Cuando llegué a la pista vi que muchos habíamos tenido la misma idea y me sumé a la cola de coches. Pensé que íbamos con lentitud obedeciendo la indicación del cartel redondo con un veinte, pero cuando llegué a la altura del molino y divisé la bahía la cola de coches se perdió del alcance de mi vista y un gran vehículo nos adelantó al resto, dejándonos inmersos en una nube de polvo y confusión.

Bauticé a esta aglomeración como el “síndrome del suplemento” e intenté darme la vuelta antes de quedarme embotellada, pero era demasiado tarde y ya formaba parte de un interminable gusano que avanzaba hacia el paraíso.

Al cabo de una hora llegué a Mónsul soñando con darme un baño, pero como no pude aparcar y no conocía la zona di media vuelta y volví a formar parte de la caravana que volvía en sentido contrario, donde de nuevo, como escapados de un pelotón ciclista, los coches más grandes hacían adelantamientos imposibles envolviéndonos al resto de lo mortales en una gran polvareda.
Foto: Camino cerca de las Calas de Barronal, © AP

Al día siguiente decidí ir a Cala San Pedro. Pensé que como había que andar bastante habría menos gente. Tal como decía mi guía, allí estaba el Peñón Negro y detrás el paraíso. Avancé por el sendero cerca de una hora hasta divisar la cala, ¡cielos, era un camping!, pero sin servicios, lo que hizo imposible los paseos por los alrededores de la singular cortijada. Me acerqué a la playa inmersa en un ambiente juvenil y festivo, pero Cala San Pedro se había quedado pequeña. De nuevo pensé en el “síndrome del suplemento”. Vi cómo entraban barcas hasta la orilla trayendo visitantes y aproveché para huir de vuelta en una de ellas.

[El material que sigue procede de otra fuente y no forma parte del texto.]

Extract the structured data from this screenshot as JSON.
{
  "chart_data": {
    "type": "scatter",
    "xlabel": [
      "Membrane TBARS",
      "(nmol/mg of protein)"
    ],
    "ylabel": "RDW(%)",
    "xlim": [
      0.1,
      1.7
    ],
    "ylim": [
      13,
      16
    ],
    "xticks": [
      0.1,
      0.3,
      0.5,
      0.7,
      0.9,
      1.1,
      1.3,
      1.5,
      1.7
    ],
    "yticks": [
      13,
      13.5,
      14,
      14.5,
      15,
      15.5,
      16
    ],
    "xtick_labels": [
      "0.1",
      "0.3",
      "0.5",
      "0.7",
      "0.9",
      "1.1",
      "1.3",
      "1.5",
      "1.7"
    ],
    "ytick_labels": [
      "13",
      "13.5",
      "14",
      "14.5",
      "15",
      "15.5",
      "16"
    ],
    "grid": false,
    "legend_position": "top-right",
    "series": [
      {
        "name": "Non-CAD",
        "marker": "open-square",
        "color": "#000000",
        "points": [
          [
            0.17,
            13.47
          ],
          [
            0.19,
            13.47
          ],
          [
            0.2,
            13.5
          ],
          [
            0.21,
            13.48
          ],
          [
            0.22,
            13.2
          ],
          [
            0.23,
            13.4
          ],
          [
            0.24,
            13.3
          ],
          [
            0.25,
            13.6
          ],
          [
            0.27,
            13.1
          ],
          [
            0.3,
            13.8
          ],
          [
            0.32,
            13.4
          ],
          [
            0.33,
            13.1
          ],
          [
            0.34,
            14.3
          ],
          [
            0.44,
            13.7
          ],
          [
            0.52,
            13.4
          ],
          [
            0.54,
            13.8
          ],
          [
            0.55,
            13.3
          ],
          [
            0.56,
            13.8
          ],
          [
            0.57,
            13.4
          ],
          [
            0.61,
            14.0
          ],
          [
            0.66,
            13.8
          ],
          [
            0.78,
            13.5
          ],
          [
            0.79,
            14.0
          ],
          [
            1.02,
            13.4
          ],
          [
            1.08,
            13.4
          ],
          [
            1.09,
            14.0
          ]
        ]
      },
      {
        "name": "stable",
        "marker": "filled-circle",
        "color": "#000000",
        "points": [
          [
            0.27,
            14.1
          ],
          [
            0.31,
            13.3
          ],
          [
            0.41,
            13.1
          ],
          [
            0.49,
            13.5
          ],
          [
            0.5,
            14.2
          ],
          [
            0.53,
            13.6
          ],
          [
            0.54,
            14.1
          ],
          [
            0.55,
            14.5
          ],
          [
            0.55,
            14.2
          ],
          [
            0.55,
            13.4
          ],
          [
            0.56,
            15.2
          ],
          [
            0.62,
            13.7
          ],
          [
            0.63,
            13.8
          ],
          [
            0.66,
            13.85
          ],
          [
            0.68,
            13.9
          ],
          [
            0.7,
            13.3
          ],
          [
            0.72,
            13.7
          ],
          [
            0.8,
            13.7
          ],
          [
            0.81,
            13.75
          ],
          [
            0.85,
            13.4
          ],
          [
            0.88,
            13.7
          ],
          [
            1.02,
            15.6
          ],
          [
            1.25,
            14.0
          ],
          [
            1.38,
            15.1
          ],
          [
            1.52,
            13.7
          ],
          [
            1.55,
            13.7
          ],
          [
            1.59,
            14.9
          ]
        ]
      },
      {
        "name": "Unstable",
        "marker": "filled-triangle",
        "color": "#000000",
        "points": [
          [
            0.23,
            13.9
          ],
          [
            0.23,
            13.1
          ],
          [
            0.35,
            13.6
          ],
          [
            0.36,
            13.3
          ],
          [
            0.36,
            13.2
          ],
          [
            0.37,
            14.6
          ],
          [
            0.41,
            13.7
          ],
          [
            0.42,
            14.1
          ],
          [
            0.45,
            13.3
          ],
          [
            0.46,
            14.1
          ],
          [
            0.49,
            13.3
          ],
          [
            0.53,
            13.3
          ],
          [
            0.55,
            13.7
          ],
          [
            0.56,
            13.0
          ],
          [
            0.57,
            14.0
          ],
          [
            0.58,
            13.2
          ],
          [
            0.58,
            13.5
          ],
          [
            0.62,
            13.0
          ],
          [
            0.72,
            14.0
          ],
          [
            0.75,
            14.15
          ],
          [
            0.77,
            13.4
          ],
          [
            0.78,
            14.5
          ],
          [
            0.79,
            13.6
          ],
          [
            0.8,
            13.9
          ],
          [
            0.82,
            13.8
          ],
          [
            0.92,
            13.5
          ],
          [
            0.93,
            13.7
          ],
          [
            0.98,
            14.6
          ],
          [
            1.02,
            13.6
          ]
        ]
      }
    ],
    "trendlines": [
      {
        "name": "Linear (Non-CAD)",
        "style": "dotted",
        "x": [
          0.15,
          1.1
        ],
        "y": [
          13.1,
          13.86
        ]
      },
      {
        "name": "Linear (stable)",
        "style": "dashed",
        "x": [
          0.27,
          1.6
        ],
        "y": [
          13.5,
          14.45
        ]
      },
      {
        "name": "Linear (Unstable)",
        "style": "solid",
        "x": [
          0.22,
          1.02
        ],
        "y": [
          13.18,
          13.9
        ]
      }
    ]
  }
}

Foto: Camino de la Playa de Mónsul, © Amigos del Parque

Al día siguiente me fui andando a Genoveses por la montaña. La entrada al camino era un trozo de pista ancha que encontré después de pasar por una enorme edificación fantasma y varios montones de escombro. Por la pista había neveras, restos de tuberías semienterradas que no iban a ninguna parte, pendientes con piedras amontonadas de otras montañas, una lavadora... pero al fin llegué a un sendero que bajaba, tal como decía mi guía, entre

tomillo y esparto, viendo la bahía en todo su esplendor y acercándome al paraíso. Cuando llegué hasta la misma playa confirmé que el hormiguero que divisaba desde arriba era real y pensé de nuevo en el “síndrome del suplemento”.

Dejé el macuto en la orilla y me di al fin un baño. Soy una persona normal y no me molesta la gente, pero cuando me pasó al lado una moto de agua haciendo directamente su salida desde la playa me asusté bastante. Cuando salí del agua un perro grandote levantaba ya la pata sobre mi macuto dejándolo hecho un asco. Como había mojado mi toalla me senté en la arena, lo cual en una playa como las de las fotos habría sido idílico, pero aquí tuve que apartar antes una botella vacía, un zapato viejo y un montón de colillas. Me volví por el frágil sendero que olía a tomillo dejando paso a un grupo de excursionistas que parecía no verlo y lo pisaba con sus grandes botas.

Tal vez quedara alguna playa más tranquila pero no supe encontrarla. Los habitantes estaban tan ocupados con la temporada, los puntos de información tan llenos y los veraneantes de tan mal humor que no me atreví a preguntar.